当院が取り組んでいる活動記録です。(随時更新中)
愛玩動物看護師の可能性を拡げる活動
当院では、愛玩動物看護師の仕事には獣医師の診療を支えるだけではない、様々な可能性を持っていると認識しています。愛玩動物看護師の可能性を拡げる活動は、これからの動物医療にとって重要な意味を持つと考えており、調査研究はその基礎となる考え方を身に付ける訓練として重要視しています。
データを集め、解析・考察し、公表することは、目の前の出来事を客観的に捉え、他者へ伝わる形に整えるために役立つ訓練です。また、その過程で身に付けた考え方は、臨床現場の様々な課題解決に活かされます。
ここでは、当院の愛玩動物看護師が取り組んでいる調査研究の一部をご紹介します。
動物福祉の向上を目指した猫エイズウイルス感染症の調査研究(FIVリサーチプロジェクト in 高知)
猫エイズウイルス(FIV)感染症は、国内の野外猫の10~20%程度が感染しているとされる伝染病です。FIVは保護された猫においても一定数の感染が認められ、里親探しの大きな障壁となっています。一方、海外の文献では、同じ空間で飼育された猫間のFIV感染は~5%程度と推測され(Lister, A. L. 2014. Vet. J.)、現場感覚でも濃厚接触(咬傷など)が起こらない状況では、感染しにくいウイルスであると言えます。
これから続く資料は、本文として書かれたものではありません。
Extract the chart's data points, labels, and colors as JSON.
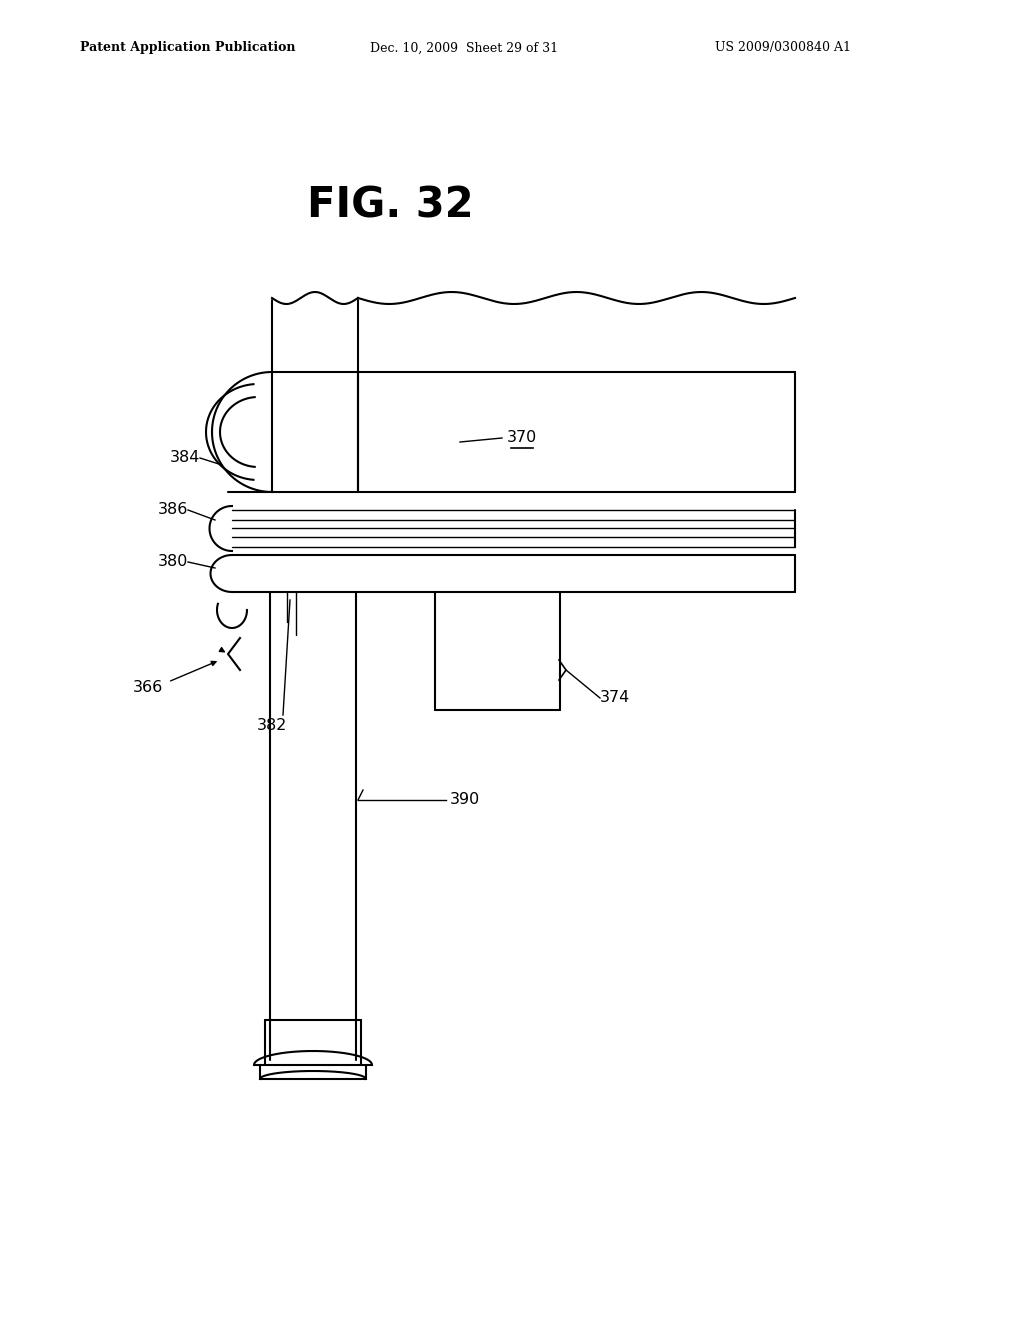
{
  "title": "FIG. 32",
  "header_left": "Patent Application Publication",
  "header_center": "Dec. 10, 2009  Sheet 29 of 31",
  "header_right": "US 2009/0300840 A1",
  "bg_color": "#ffffff",
  "line_color": "#000000",
  "figsize": [
    10.24,
    13.2
  ],
  "dpi": 100
}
本研究の背景には、FIVに対する過剰な感染の不安が、FIV陽性猫の飼育を必要以上にハードルが高いものにしているのではないか?という問いがあります。我々はその要因の一つに、飼育者にとって身近な実データが存在しないことが挙げられると仮定しました。そこで、現在は高知県内で実際にFIV陽性と陰性の猫を同じ空間で多頭飼育されているご家庭内のFIV感染率を調査中です。
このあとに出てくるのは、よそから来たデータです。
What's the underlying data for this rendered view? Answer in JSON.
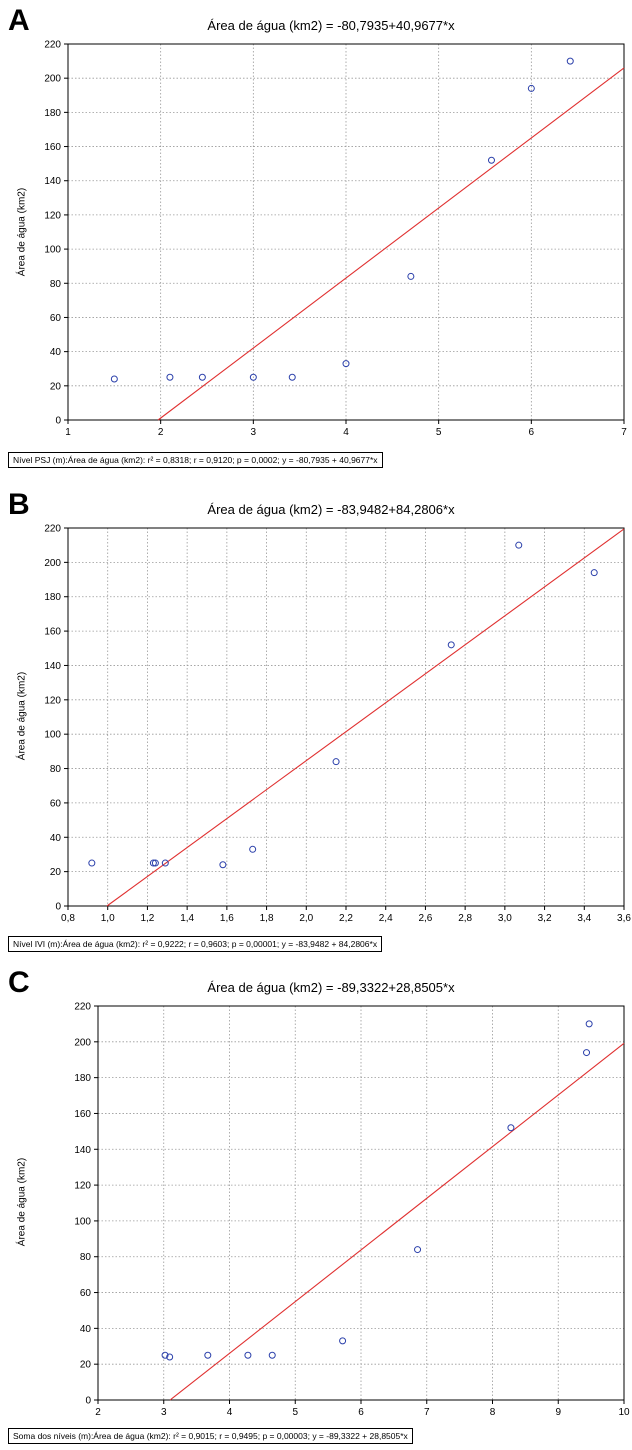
{
  "chart_data": [
    {
      "type": "scatter",
      "panel": "A",
      "title": "Área de água (km2) = -80,7935+40,9677*x",
      "ylabel": "Área de água (km2)",
      "xlim": [
        1,
        7
      ],
      "ylim": [
        0,
        220
      ],
      "xticks": [
        "1",
        "2",
        "3",
        "4",
        "5",
        "6",
        "7"
      ],
      "yticks": [
        "0",
        "20",
        "40",
        "60",
        "80",
        "100",
        "120",
        "140",
        "160",
        "180",
        "200",
        "220"
      ],
      "grid": true,
      "points": [
        {
          "x": 1.5,
          "y": 24
        },
        {
          "x": 2.1,
          "y": 25
        },
        {
          "x": 2.45,
          "y": 25
        },
        {
          "x": 3.0,
          "y": 25
        },
        {
          "x": 3.42,
          "y": 25
        },
        {
          "x": 4.0,
          "y": 33
        },
        {
          "x": 4.7,
          "y": 84
        },
        {
          "x": 5.57,
          "y": 152
        },
        {
          "x": 6.0,
          "y": 194
        },
        {
          "x": 6.42,
          "y": 210
        }
      ],
      "fit": {
        "intercept": -80.7935,
        "slope": 40.9677
      },
      "colors": {
        "points": "#2a3faa",
        "fit": "#e03030"
      },
      "footer": "Nível PSJ (m):Área de água (km2):  r² = 0,8318;  r = 0,9120; p = 0,0002;  y = -80,7935 + 40,9677*x"
    },
    {
      "type": "scatter",
      "panel": "B",
      "title": "Área de água (km2) = -83,9482+84,2806*x",
      "ylabel": "Área de água (km2)",
      "xlim": [
        0.8,
        3.6
      ],
      "ylim": [
        0,
        220
      ],
      "xticks": [
        "0,8",
        "1,0",
        "1,2",
        "1,4",
        "1,6",
        "1,8",
        "2,0",
        "2,2",
        "2,4",
        "2,6",
        "2,8",
        "3,0",
        "3,2",
        "3,4",
        "3,6"
      ],
      "yticks": [
        "0",
        "20",
        "40",
        "60",
        "80",
        "100",
        "120",
        "140",
        "160",
        "180",
        "200",
        "220"
      ],
      "grid": true,
      "points": [
        {
          "x": 0.92,
          "y": 25
        },
        {
          "x": 1.23,
          "y": 25
        },
        {
          "x": 1.24,
          "y": 25
        },
        {
          "x": 1.29,
          "y": 25
        },
        {
          "x": 1.58,
          "y": 24
        },
        {
          "x": 1.73,
          "y": 33
        },
        {
          "x": 2.15,
          "y": 84
        },
        {
          "x": 2.73,
          "y": 152
        },
        {
          "x": 3.07,
          "y": 210
        },
        {
          "x": 3.45,
          "y": 194
        }
      ],
      "fit": {
        "intercept": -83.9482,
        "slope": 84.2806
      },
      "colors": {
        "points": "#2a3faa",
        "fit": "#e03030"
      },
      "footer": "Nível IVI (m):Área de água (km2):  r² = 0,9222;  r = 0,9603; p = 0,00001;  y = -83,9482 + 84,2806*x"
    },
    {
      "type": "scatter",
      "panel": "C",
      "title": "Área de água (km2) = -89,3322+28,8505*x",
      "ylabel": "Área de água (km2)",
      "xlim": [
        2,
        10
      ],
      "ylim": [
        0,
        220
      ],
      "xticks": [
        "2",
        "3",
        "4",
        "5",
        "6",
        "7",
        "8",
        "9",
        "10"
      ],
      "yticks": [
        "0",
        "20",
        "40",
        "60",
        "80",
        "100",
        "120",
        "140",
        "160",
        "180",
        "200",
        "220"
      ],
      "grid": true,
      "points": [
        {
          "x": 3.02,
          "y": 25
        },
        {
          "x": 3.09,
          "y": 24
        },
        {
          "x": 3.67,
          "y": 25
        },
        {
          "x": 4.28,
          "y": 25
        },
        {
          "x": 4.65,
          "y": 25
        },
        {
          "x": 5.72,
          "y": 33
        },
        {
          "x": 6.86,
          "y": 84
        },
        {
          "x": 8.28,
          "y": 152
        },
        {
          "x": 9.43,
          "y": 194
        },
        {
          "x": 9.47,
          "y": 210
        }
      ],
      "fit": {
        "intercept": -89.3322,
        "slope": 28.8505
      },
      "colors": {
        "points": "#2a3faa",
        "fit": "#e03030"
      },
      "footer": "Soma dos níveis (m):Área de água (km2):  r² = 0,9015;  r = 0,9495; p = 0,00003;  y = -89,3322 + 28,8505*x"
    }
  ]
}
本研究結果は、学会発表や一般の飼い主様向けの講演会等で公表していく予定です。
※ 尚、本研究は公益社団法人高知県獣医師会の承認を受けて行われています。

県内の協力者へ配布したチラシの一部抜粋
犬猫の夜間診療
高知県獣医師会の有志が当番制で行っている犬猫の夜間診療です。当院も開業当初から参加しています。
動物医療資源が乏しい高知県では、夜間の救急外来は開業医のボランティアで運営されており、十分な対応が常にとれるとは限りません。そのような制限の中でも、高知の動物医療を支えるために、県内の獣医師ができることを少しずつ持ち寄って夜間診療が行われています。
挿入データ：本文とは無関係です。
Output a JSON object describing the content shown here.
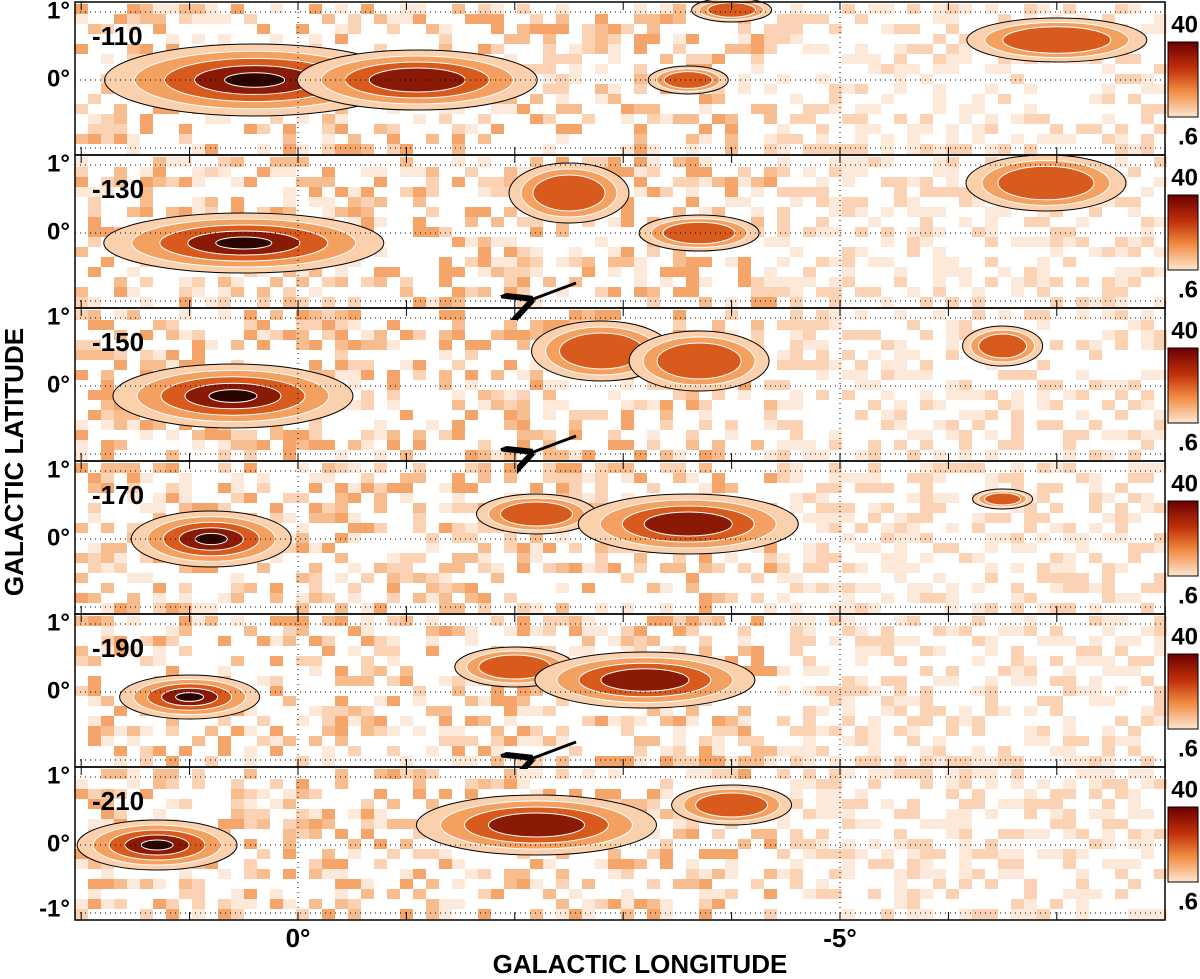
{
  "x_axis": {
    "label": "GALACTIC LONGITUDE",
    "ticks": [
      "0°",
      "-5°"
    ]
  },
  "y_axis": {
    "label": "GALACTIC LATITUDE",
    "ticks": [
      "1°",
      "0°",
      "-1°"
    ]
  },
  "panels": [
    {
      "label": "-110"
    },
    {
      "label": "-130"
    },
    {
      "label": "-150"
    },
    {
      "label": "-170"
    },
    {
      "label": "-190"
    },
    {
      "label": "-210"
    }
  ],
  "colorbar": {
    "max_label": "40",
    "min_label": ".6"
  }
}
受付時間は20:00~22:30で、診療費は割高です。
諸注意をよく確認し、受診されるようにしてください(当番病院は毎日異なります)。

イベントでの登壇
毎年市内で開催されている保護犬猫の譲渡会イベントで出張講義を行っています。この活動には院外へ出ることで、凝り固まりやすい自分の思考をほぐす目的もあります。
皆様のお役に立てるべく、講演は試行錯誤を重ね、より良いものをお届けしたいと思います。